Content is King; Visibility is Queen
The power of inbound is such that it allows a company to position itself as a leader in its field with relative ease, and not only will this sense of authority naturally draw consumers to them, it also allows a business to show off its personality in a way that doesn’t seem part of a sales pitch. It’s no longer necessarily about who knows the most, but how much knowledge someone is willing to share.
Luckily, this dovetails with existing SEO best practices; while keywords are still a very important concept, Google is favourable to websites with many pages of unique content. According to a recent study, 50.4% of people will only browse the first page of the search engine to find what they’re looking for, which is a happy coincidence. The more content that is produced for your business, the higher that Google will rank your website, and thus more people will see it when they search for related terms.

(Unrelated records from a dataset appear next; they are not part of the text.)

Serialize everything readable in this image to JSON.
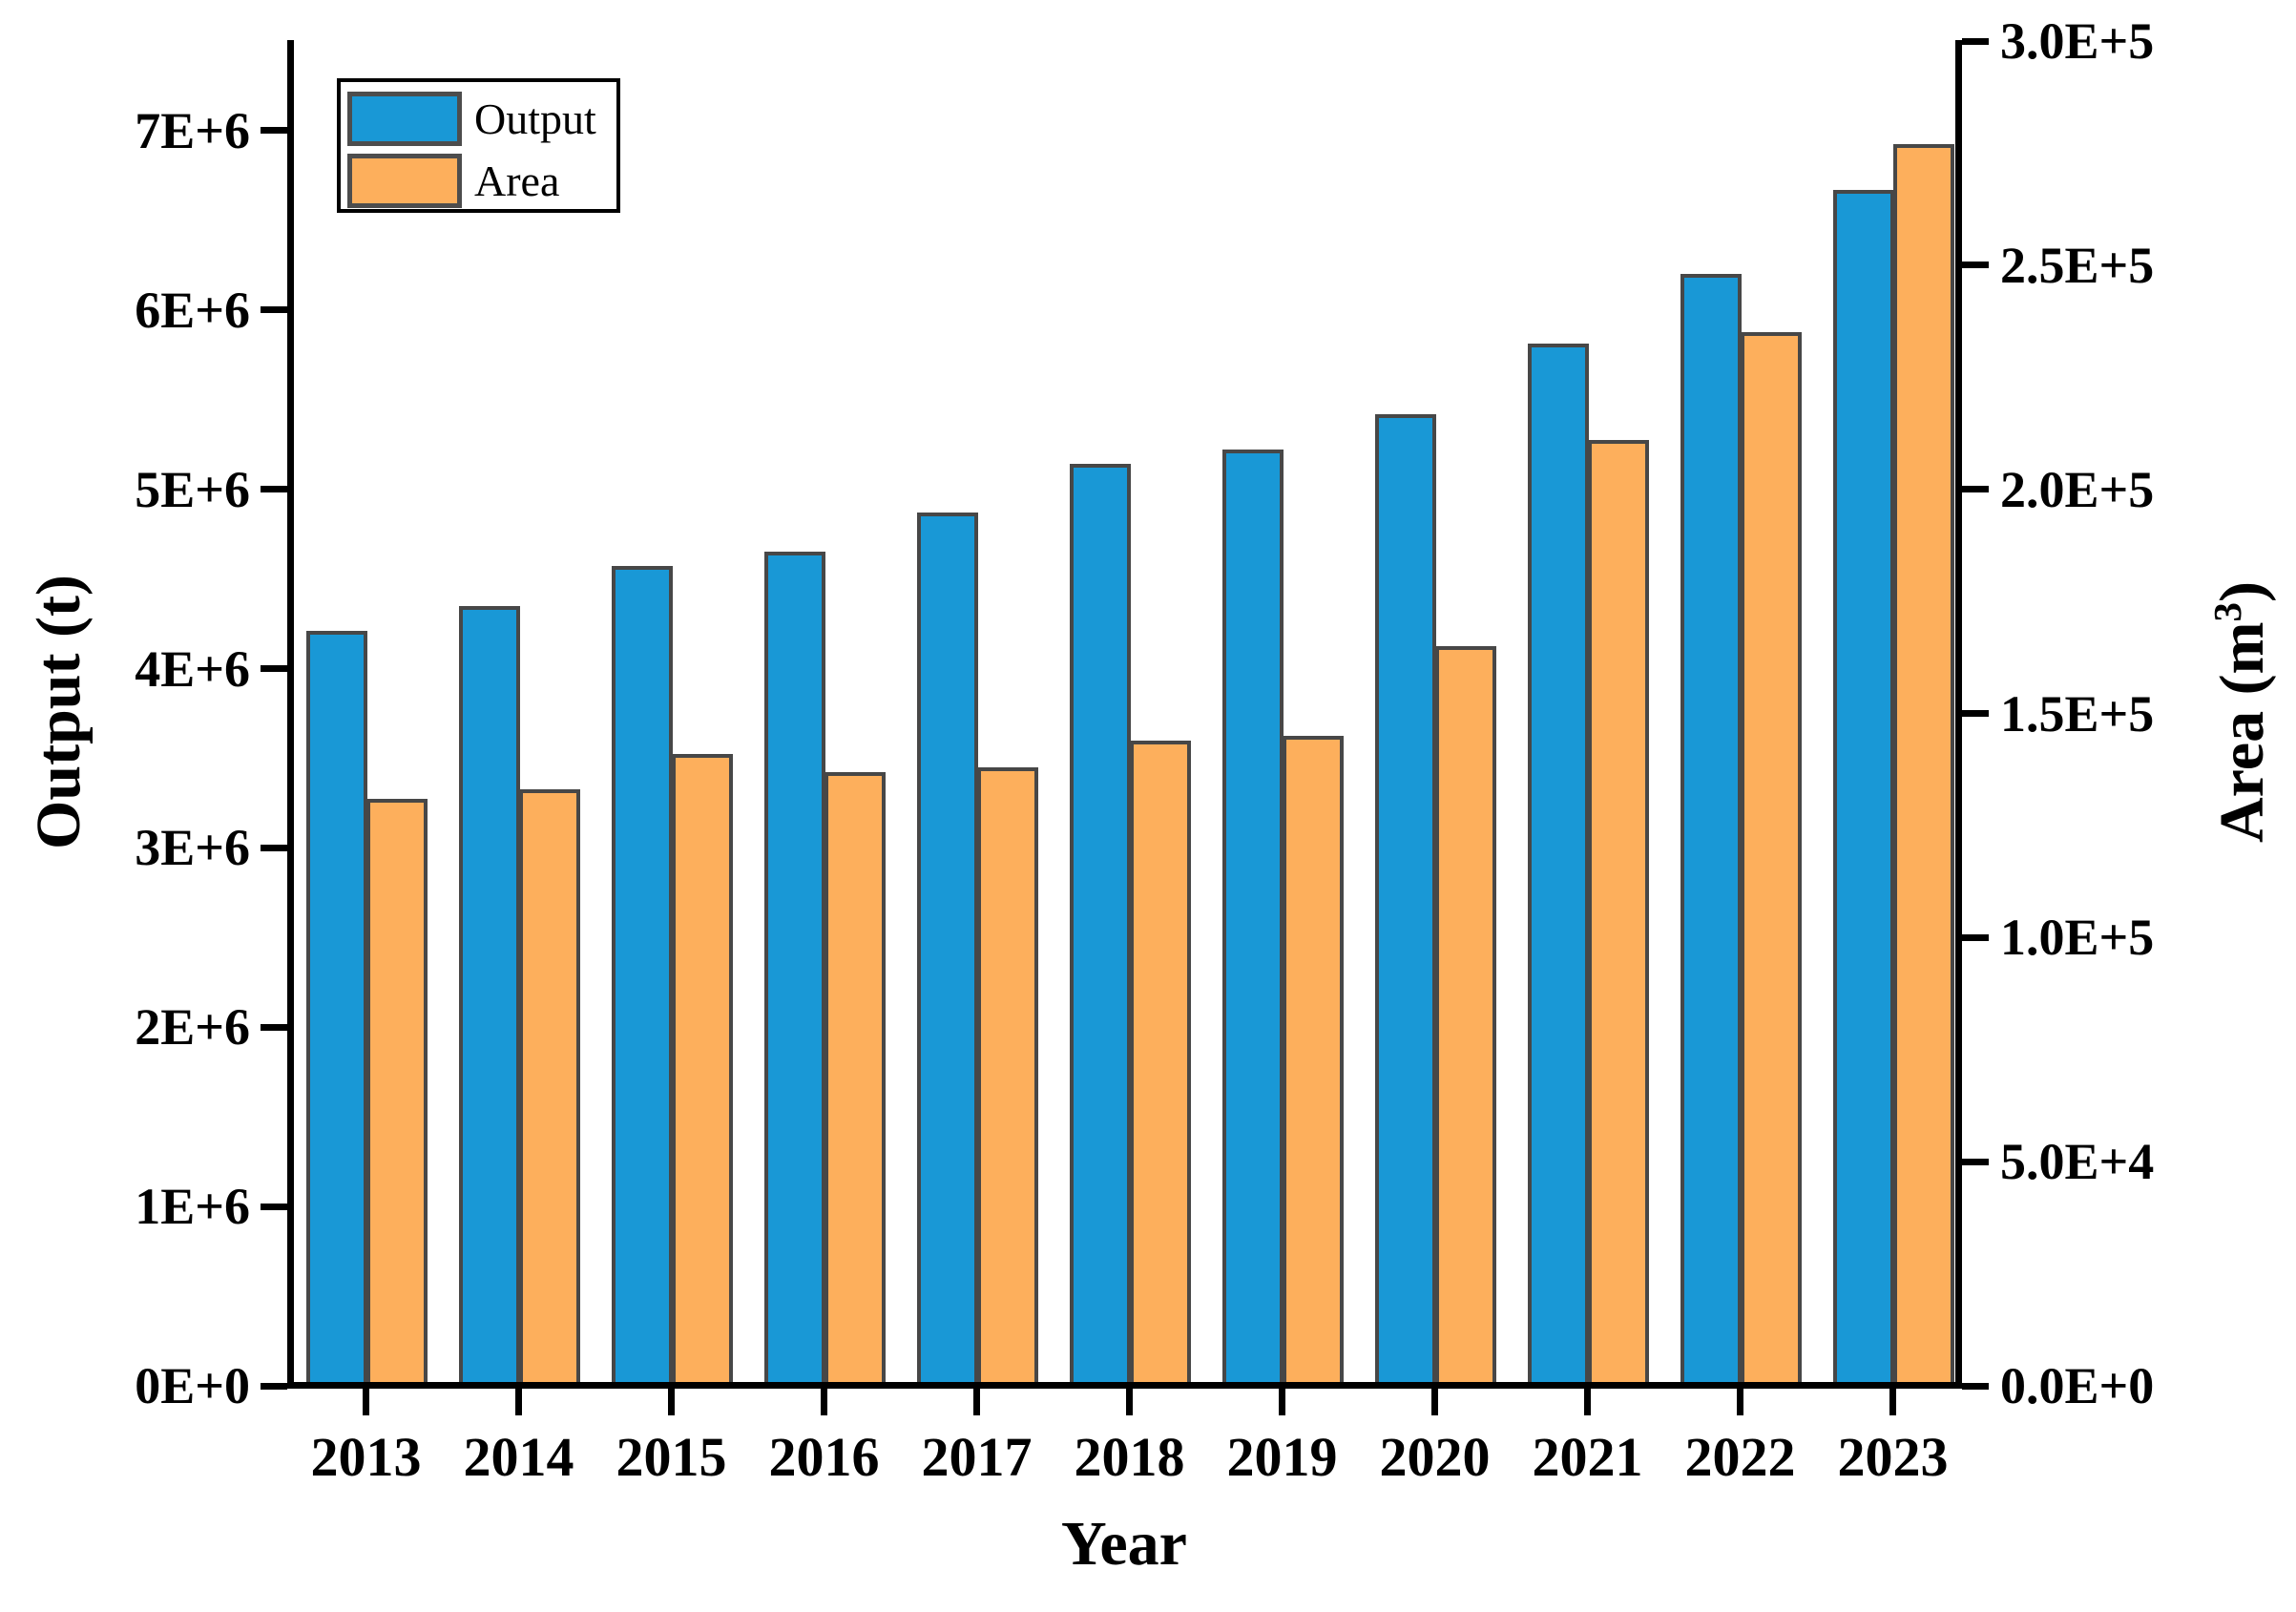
{
  "chart_data": {
    "type": "bar",
    "title": "",
    "categories": [
      "2013",
      "2014",
      "2015",
      "2016",
      "2017",
      "2018",
      "2019",
      "2020",
      "2021",
      "2022",
      "2023"
    ],
    "series": [
      {
        "name": "Output",
        "axis": "left",
        "color": "#1998D6",
        "values": [
          4210000,
          4350000,
          4570000,
          4650000,
          4870000,
          5140000,
          5220000,
          5420000,
          5810000,
          6200000,
          6670000
        ]
      },
      {
        "name": "Area",
        "axis": "right",
        "color": "#FDAF5C",
        "values": [
          131000,
          133000,
          141000,
          137000,
          138000,
          144000,
          145000,
          165000,
          211000,
          235000,
          277000
        ]
      }
    ],
    "xlabel": "Year",
    "ylabel_left": "Output (t)",
    "ylabel_right": {
      "pre": "Area (m",
      "sup": "3",
      "post": ")"
    },
    "ylim_left": [
      0,
      7500000
    ],
    "ylim_right": [
      0,
      300000
    ],
    "grid": false,
    "legend_position": "top-left",
    "left_ticks": [
      {
        "value": 0,
        "label": "0E+0"
      },
      {
        "value": 1000000,
        "label": "1E+6"
      },
      {
        "value": 2000000,
        "label": "2E+6"
      },
      {
        "value": 3000000,
        "label": "3E+6"
      },
      {
        "value": 4000000,
        "label": "4E+6"
      },
      {
        "value": 5000000,
        "label": "5E+6"
      },
      {
        "value": 6000000,
        "label": "6E+6"
      },
      {
        "value": 7000000,
        "label": "7E+6"
      }
    ],
    "right_ticks": [
      {
        "value": 0,
        "label": "0.0E+0"
      },
      {
        "value": 50000,
        "label": "5.0E+4"
      },
      {
        "value": 100000,
        "label": "1.0E+5"
      },
      {
        "value": 150000,
        "label": "1.5E+5"
      },
      {
        "value": 200000,
        "label": "2.0E+5"
      },
      {
        "value": 250000,
        "label": "2.5E+5"
      },
      {
        "value": 300000,
        "label": "3.0E+5"
      }
    ]
  },
  "styles": {
    "bar_border": "#474747",
    "axis_color": "#000000",
    "background": "#FFFFFF",
    "output_color": "#1998D6",
    "area_color": "#FDAF5C"
  }
}
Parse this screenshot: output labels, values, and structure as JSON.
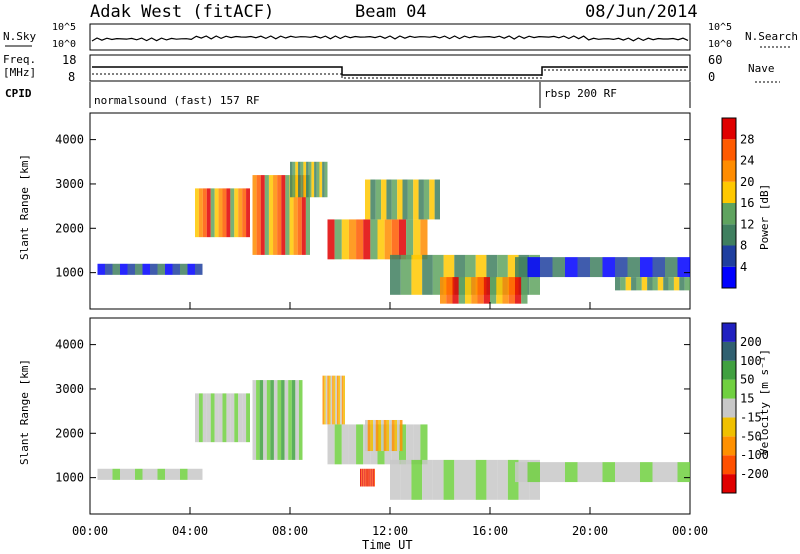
{
  "header": {
    "title": "Adak West (fitACF)",
    "beam": "Beam 04",
    "date": "08/Jun/2014"
  },
  "panels": {
    "nsky_label": "N.Sky",
    "nsearch_label": "N.Search",
    "log_tick_top": "10^5",
    "log_tick_bottom": "10^0",
    "freq_label_line1": "Freq.",
    "freq_label_line2": "[MHz]",
    "freq_ticks": [
      "18",
      "8"
    ],
    "nave_label": "Nave",
    "nave_ticks": [
      "60",
      "0"
    ],
    "cpid_label": "CPID",
    "cpid_segments": [
      {
        "label": "normalsound (fast) 157 RF",
        "start_hour": 0
      },
      {
        "label": "rbsp 200 RF",
        "start_hour": 18
      }
    ]
  },
  "colors": {
    "power_scale": [
      "#0000ff",
      "#1f3f9f",
      "#3f7f5f",
      "#5fa35f",
      "#ffc800",
      "#ff8c00",
      "#ff5a00",
      "#e00000"
    ],
    "velocity_scale": [
      "#e00000",
      "#ff5000",
      "#ff9000",
      "#f0c000",
      "#c8c8c8",
      "#70d040",
      "#40a040",
      "#306070",
      "#2020c0"
    ]
  },
  "chart_data": [
    {
      "type": "heatmap",
      "panel": "power",
      "ylabel": "Slant Range [km]",
      "colorbar_label": "Power [dB]",
      "colorbar_ticks": [
        "4",
        "8",
        "12",
        "16",
        "20",
        "24",
        "28"
      ],
      "yticks": [
        "1000",
        "2000",
        "3000",
        "4000"
      ],
      "ylim": [
        180,
        4600
      ],
      "xlim": [
        0,
        24
      ],
      "grid": false,
      "bands": [
        {
          "t": [
            0.3,
            4.5
          ],
          "r": [
            950,
            1200
          ],
          "level": "low"
        },
        {
          "t": [
            4.2,
            6.4
          ],
          "r": [
            1800,
            2900
          ],
          "level": "high"
        },
        {
          "t": [
            6.5,
            8.8
          ],
          "r": [
            1400,
            3200
          ],
          "level": "high"
        },
        {
          "t": [
            8.0,
            9.5
          ],
          "r": [
            2700,
            3500
          ],
          "level": "mid"
        },
        {
          "t": [
            9.5,
            13.5
          ],
          "r": [
            1300,
            2200
          ],
          "level": "high"
        },
        {
          "t": [
            11.0,
            14.0
          ],
          "r": [
            2200,
            3100
          ],
          "level": "mid"
        },
        {
          "t": [
            12.0,
            18.0
          ],
          "r": [
            500,
            1400
          ],
          "level": "mid"
        },
        {
          "t": [
            14.0,
            17.5
          ],
          "r": [
            300,
            900
          ],
          "level": "high"
        },
        {
          "t": [
            17.0,
            24.0
          ],
          "r": [
            900,
            1350
          ],
          "level": "low"
        },
        {
          "t": [
            21.0,
            24.0
          ],
          "r": [
            600,
            900
          ],
          "level": "mid"
        }
      ]
    },
    {
      "type": "heatmap",
      "panel": "velocity",
      "ylabel": "Slant Range [km]",
      "colorbar_label": "Velocity [m s⁻¹]",
      "colorbar_ticks": [
        "-200",
        "-100",
        "-50",
        "-15",
        "15",
        "50",
        "100",
        "200"
      ],
      "yticks": [
        "1000",
        "2000",
        "3000",
        "4000"
      ],
      "xticks": [
        "00:00",
        "04:00",
        "08:00",
        "12:00",
        "16:00",
        "20:00",
        "00:00"
      ],
      "xlabel": "Time UT",
      "ylim": [
        180,
        4600
      ],
      "xlim": [
        0,
        24
      ],
      "grid": false,
      "bands": [
        {
          "t": [
            0.3,
            4.5
          ],
          "r": [
            950,
            1200
          ],
          "level": "grey"
        },
        {
          "t": [
            4.2,
            6.4
          ],
          "r": [
            1800,
            2900
          ],
          "level": "grey"
        },
        {
          "t": [
            6.5,
            8.5
          ],
          "r": [
            1400,
            3200
          ],
          "level": "green"
        },
        {
          "t": [
            9.3,
            10.2
          ],
          "r": [
            2200,
            3300
          ],
          "level": "orange"
        },
        {
          "t": [
            9.5,
            13.5
          ],
          "r": [
            1300,
            2200
          ],
          "level": "grey"
        },
        {
          "t": [
            11.0,
            12.5
          ],
          "r": [
            1600,
            2300
          ],
          "level": "orange"
        },
        {
          "t": [
            12.0,
            18.0
          ],
          "r": [
            500,
            1400
          ],
          "level": "grey"
        },
        {
          "t": [
            17.0,
            24.0
          ],
          "r": [
            900,
            1350
          ],
          "level": "grey"
        },
        {
          "t": [
            10.8,
            11.4
          ],
          "r": [
            800,
            1200
          ],
          "level": "red"
        }
      ]
    }
  ]
}
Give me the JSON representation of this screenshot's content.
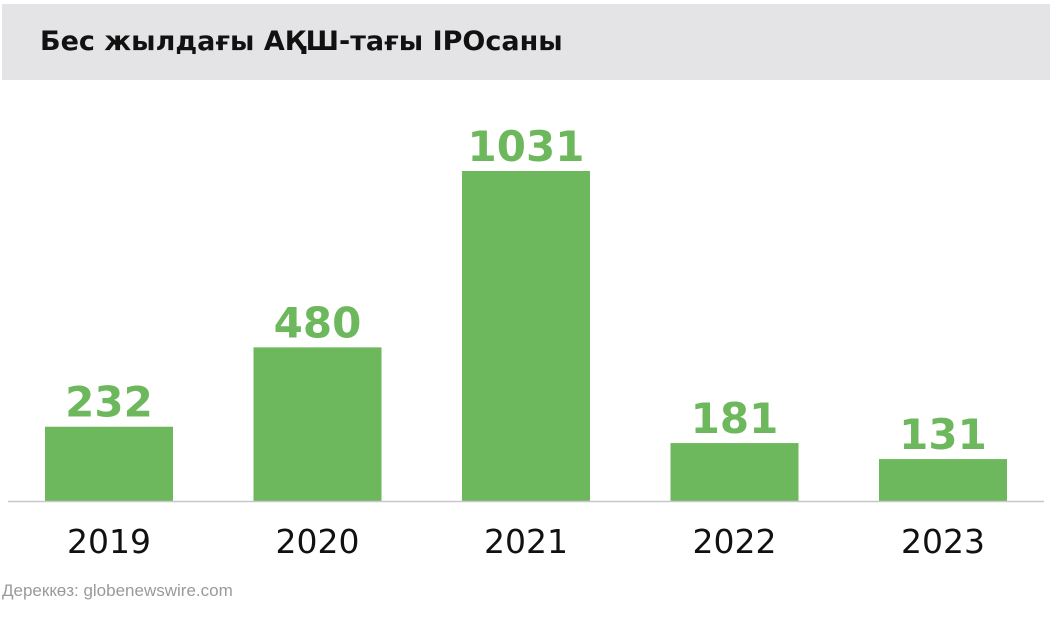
{
  "chart_data": {
    "type": "bar",
    "title": "Бес жылдағы АҚШ-тағы IPOсаны",
    "xlabel": "",
    "ylabel": "",
    "categories": [
      "2019",
      "2020",
      "2021",
      "2022",
      "2023"
    ],
    "values": [
      232,
      480,
      1031,
      181,
      131
    ],
    "data_labels": [
      "232",
      "480",
      "1031",
      "181",
      "131"
    ],
    "ylim": [
      0,
      1031
    ],
    "grid": false,
    "legend": "none",
    "bar_color": "#6db85c",
    "label_color": "#6db85c",
    "axis_color": "#c8c8c8"
  },
  "source": "Дереккөз: globenewswire.com"
}
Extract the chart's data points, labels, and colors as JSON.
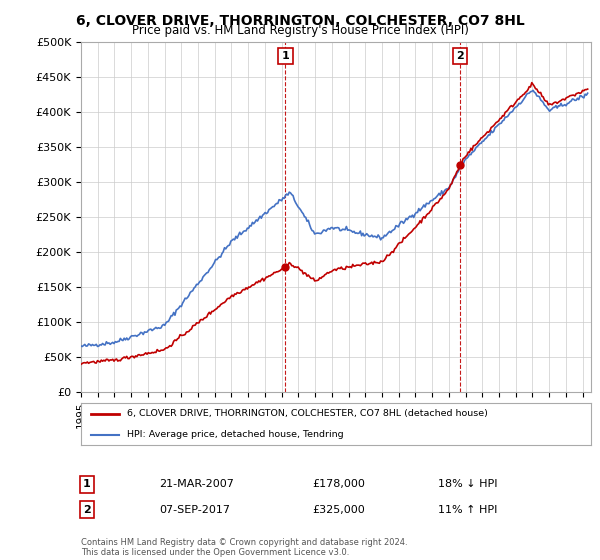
{
  "title": "6, CLOVER DRIVE, THORRINGTON, COLCHESTER, CO7 8HL",
  "subtitle": "Price paid vs. HM Land Registry's House Price Index (HPI)",
  "ylabel_ticks": [
    "£0",
    "£50K",
    "£100K",
    "£150K",
    "£200K",
    "£250K",
    "£300K",
    "£350K",
    "£400K",
    "£450K",
    "£500K"
  ],
  "ytick_values": [
    0,
    50000,
    100000,
    150000,
    200000,
    250000,
    300000,
    350000,
    400000,
    450000,
    500000
  ],
  "ylim": [
    0,
    500000
  ],
  "xlim_start": 1995.0,
  "xlim_end": 2025.5,
  "hpi_color": "#4472C4",
  "price_color": "#C00000",
  "marker1_date_x": 2007.22,
  "marker1_price": 178000,
  "marker2_date_x": 2017.68,
  "marker2_price": 325000,
  "legend_label1": "6, CLOVER DRIVE, THORRINGTON, COLCHESTER, CO7 8HL (detached house)",
  "legend_label2": "HPI: Average price, detached house, Tendring",
  "annotation1_date": "21-MAR-2007",
  "annotation1_price": "£178,000",
  "annotation1_hpi": "18% ↓ HPI",
  "annotation2_date": "07-SEP-2017",
  "annotation2_price": "£325,000",
  "annotation2_hpi": "11% ↑ HPI",
  "footer": "Contains HM Land Registry data © Crown copyright and database right 2024.\nThis data is licensed under the Open Government Licence v3.0.",
  "background_color": "#ffffff",
  "grid_color": "#cccccc"
}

Inbound also allows the unique opportunity for the external distribution of your content, whether on LinkedIn, Medium, or a guest post on another business’ site. Social media is an excellent distribution network because it provides an opportunity to engage people with your content directly – just make sure to choose relevant channels, and learn which communities might best suit your goals. However, before you fill your Buffer feed with links to your webpage, remember that social media is still meant to be social, so establishing genuine connections should still be a top priority.
Analyze and Validate
With traditional marketing, it’s difficult to know exactly what the ROI of a given channel is. There’s not much reason to throw a lot of money at an outbound channel in the hopes that the right group of people will not only see it, but become customers. Given that inbound can be a strictly-digital strategy, it’s incredibly simple to analyze its performance. Web tracking tools such as Google Analytics allow you to see where the traffic to your website is coming from, and social media platforms have metrics to track the views and engagement of a specific post.
As opposed to having to stick out an expensive campaign, inbound gives you insight into what is best working for a business, and what kinds of content that potential customers aren’t engaging with. For example, if the posts generating the most views contain infographics, you may want to experiment with doubling down on that type of content as opposed to more text-heavy pieces. By relying on this kind of validation process, you can provide your audience with exactly what they want to see, when they want to see it.
Inbound is no longer a fringe division of marketing; it is, without a doubt, the best choice for small- and medium-companies, as it is cost-effective, works seamlessly with existing digital strategies and allows you to not only get a sense for what is working, but redirect your efforts on the fly. Companies as established as Starbucks have been able to use inbound principles to grow not only their digital presence but their brand in general, but even if your company isn’t the next coffee giant, inbound marketing should be on the menu.